When I say that I mean the Movement not the activity. In the last few weeks my DH and I have been lucky enough to visit two beautiful houses built or, in the case of our first port of call, re-modelled, in the style that has become known as Arts and Crafts.
The first property we visited on a chilly April day was Wightwick Manor (pronounced Wittik) 3 miles from the centre of Wolverhampton in the West Midlands of the UK. This property is owned by the National Trust and sadly, because of the many important paintings housed at the Manor and for other copyright reasons, no photography is allowed inside. A very extensive history of the house can be read here. It was amazing to be able to see close-to work of such Pre- Raphaelite artist as Rosetti and Burne-Jones.
We did manage to take a few photographs of the exterior of the building:
Walking up from the car park you are greeted with this beautiful stone wall and a view of the black and white buiilding.
The building itself is beautifully elegant and no detail has been missed in its external decoration.
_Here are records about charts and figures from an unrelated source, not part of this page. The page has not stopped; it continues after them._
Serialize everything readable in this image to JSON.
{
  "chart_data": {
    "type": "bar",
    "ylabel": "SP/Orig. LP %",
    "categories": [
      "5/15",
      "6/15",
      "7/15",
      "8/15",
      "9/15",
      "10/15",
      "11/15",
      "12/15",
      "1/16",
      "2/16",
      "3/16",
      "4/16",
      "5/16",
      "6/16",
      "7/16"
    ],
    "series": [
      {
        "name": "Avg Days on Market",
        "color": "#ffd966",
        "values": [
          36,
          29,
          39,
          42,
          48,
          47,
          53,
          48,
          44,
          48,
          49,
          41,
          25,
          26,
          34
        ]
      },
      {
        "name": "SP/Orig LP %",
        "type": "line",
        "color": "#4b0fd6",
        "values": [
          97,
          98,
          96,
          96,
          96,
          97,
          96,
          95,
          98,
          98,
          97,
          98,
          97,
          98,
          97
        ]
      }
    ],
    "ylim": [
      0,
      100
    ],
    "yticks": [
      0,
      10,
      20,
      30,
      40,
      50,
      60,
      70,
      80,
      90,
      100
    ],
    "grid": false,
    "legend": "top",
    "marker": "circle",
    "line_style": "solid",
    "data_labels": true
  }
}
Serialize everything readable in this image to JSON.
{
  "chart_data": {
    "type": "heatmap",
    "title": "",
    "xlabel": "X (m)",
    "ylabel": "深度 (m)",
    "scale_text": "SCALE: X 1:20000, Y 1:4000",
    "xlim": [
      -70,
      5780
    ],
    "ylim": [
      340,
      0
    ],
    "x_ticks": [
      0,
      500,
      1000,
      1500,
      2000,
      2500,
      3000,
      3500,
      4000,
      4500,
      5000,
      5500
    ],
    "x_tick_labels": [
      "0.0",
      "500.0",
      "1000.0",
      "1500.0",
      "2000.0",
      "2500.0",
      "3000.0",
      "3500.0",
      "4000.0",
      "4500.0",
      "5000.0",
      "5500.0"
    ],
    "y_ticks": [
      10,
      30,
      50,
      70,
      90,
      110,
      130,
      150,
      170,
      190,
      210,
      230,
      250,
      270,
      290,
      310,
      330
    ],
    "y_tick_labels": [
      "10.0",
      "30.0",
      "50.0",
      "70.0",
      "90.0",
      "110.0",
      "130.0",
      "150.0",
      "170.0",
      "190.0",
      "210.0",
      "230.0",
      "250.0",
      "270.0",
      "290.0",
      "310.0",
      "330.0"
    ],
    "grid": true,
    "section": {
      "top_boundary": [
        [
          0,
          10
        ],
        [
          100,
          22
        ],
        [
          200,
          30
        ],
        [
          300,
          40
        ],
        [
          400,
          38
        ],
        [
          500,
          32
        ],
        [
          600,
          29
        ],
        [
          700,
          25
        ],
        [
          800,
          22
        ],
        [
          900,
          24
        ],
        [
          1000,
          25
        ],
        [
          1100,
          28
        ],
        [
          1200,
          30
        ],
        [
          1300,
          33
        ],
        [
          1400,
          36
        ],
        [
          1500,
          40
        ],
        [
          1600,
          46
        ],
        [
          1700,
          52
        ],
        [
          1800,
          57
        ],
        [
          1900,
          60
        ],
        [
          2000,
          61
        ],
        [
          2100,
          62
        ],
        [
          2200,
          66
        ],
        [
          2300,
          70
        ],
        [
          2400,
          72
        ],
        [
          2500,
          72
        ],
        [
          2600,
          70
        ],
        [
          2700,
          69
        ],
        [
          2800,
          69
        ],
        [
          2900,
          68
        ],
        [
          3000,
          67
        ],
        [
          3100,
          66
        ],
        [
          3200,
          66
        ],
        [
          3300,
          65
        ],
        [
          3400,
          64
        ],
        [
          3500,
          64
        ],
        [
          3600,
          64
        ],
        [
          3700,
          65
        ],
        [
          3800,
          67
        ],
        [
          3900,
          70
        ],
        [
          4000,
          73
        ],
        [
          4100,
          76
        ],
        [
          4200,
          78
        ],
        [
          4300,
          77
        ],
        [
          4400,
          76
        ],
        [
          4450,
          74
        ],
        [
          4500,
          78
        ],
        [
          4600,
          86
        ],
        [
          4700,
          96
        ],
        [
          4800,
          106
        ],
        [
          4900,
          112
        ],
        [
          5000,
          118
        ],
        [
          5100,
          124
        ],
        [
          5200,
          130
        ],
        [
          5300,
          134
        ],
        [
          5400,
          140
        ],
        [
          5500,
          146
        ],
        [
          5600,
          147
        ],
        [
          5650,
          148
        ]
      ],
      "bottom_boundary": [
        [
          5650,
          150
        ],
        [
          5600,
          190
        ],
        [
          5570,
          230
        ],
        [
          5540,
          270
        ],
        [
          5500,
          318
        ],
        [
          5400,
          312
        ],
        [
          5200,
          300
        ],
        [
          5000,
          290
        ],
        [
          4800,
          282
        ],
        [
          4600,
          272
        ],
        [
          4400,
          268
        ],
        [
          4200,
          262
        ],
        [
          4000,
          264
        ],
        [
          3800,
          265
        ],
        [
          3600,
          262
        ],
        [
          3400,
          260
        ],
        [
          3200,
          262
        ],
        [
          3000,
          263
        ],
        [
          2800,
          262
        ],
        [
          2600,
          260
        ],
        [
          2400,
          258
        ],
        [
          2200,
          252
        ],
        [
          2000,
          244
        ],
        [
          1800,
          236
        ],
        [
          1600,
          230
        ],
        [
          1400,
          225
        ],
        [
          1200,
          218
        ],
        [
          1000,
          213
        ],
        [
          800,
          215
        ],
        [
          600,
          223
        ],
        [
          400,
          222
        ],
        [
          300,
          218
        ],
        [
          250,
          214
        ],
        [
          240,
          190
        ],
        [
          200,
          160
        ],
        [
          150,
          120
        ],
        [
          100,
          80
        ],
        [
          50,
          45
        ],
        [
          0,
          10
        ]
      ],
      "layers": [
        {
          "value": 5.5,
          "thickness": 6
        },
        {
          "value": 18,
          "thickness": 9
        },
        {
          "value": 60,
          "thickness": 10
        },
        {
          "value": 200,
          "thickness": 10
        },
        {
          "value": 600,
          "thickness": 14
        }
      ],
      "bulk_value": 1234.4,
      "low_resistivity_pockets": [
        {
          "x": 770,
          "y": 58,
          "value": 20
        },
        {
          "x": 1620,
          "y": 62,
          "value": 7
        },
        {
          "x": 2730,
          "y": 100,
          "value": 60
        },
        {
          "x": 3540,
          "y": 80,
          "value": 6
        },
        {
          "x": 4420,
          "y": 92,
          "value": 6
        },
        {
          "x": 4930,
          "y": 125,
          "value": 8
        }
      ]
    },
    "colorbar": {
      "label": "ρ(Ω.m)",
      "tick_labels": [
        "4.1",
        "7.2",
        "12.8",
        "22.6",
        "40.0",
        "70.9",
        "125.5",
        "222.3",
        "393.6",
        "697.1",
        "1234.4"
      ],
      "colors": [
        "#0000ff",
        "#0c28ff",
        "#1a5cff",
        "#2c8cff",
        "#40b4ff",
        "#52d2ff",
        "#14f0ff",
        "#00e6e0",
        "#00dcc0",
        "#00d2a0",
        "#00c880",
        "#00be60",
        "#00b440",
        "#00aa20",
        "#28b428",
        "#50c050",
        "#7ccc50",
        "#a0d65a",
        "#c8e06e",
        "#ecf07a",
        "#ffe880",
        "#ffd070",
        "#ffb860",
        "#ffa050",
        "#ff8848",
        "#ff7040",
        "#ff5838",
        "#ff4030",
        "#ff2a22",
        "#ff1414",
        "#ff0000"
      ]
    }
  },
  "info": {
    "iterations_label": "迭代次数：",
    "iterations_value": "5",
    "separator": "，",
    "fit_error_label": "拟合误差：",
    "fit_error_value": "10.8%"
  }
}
The bay window above looks out over a yew tree walk which sadly had been cut right back before our visit so will take some time to recover its former glory.
I would imagine these tiles above are terracotta. Click on them to see the detail.
This beautiful carved wood is on the main entrance porch. Don't you just love the bat above and the sweet little owl?
All visits to Wightwick Manor operate on a timed escorted/guided basis and our visit was enriched by the history and anecdotes relayed to us by the very knowledegable guide. It was fascinating to see beautiful William Morris wall coverings as they were originally intended, with the soft furnishings matching. I'm pleased to say I've found a National Trust source of photos and information about Wightwick Manor here.
Photographs of this beautiful house can only go so far to convey its elegance and beauty, you really need to visit for yourself if you possible can. Andrew Lloyd Webber visited Wightwick for an ITV television documentary and was moved to tears by its beauty and atmosphere. He was particularly taken by the painting by Edward Burne-Jones 'Love Among the Ruins' which can be seen in the Great Parlour. He said of his visit “It’s alive, this place is not some museum at all, it’s about a whole family’s passion for Victorian art – art collected in the thirties and forties when art of this kind which was just valueless.”
Not that you can see much but this above is a view of the stained glass in the entrance hall, taken from outside. I do find the structure of stained glass windows interesting. These particular windows were much more traditional in design than the rest of the house.
On a more intimate level these excerpts from the wages records of the domestic staff give an interesting insght into the economy of the time. The tour included a visit to the kitchens and the Servants Hall which were very much more basic but seemed nonetheless comfortable.
I was tempted into a little shopping, as you do, and had to buy the postcard of the porcelain fish plaque which had beautiful stylised fishes and wonderful movement lines in the background.
While we were in Lancashire we visited Blackwell Hall which was a much more informal visit and I'll write about that in my next post as I really do need to get to bed as we are out again tomorrow! We are going to Lavenham and Long Melford in Suffolk, two places that I have been wanting to visit for along time. Hopefully there will be more photos to show for that visit.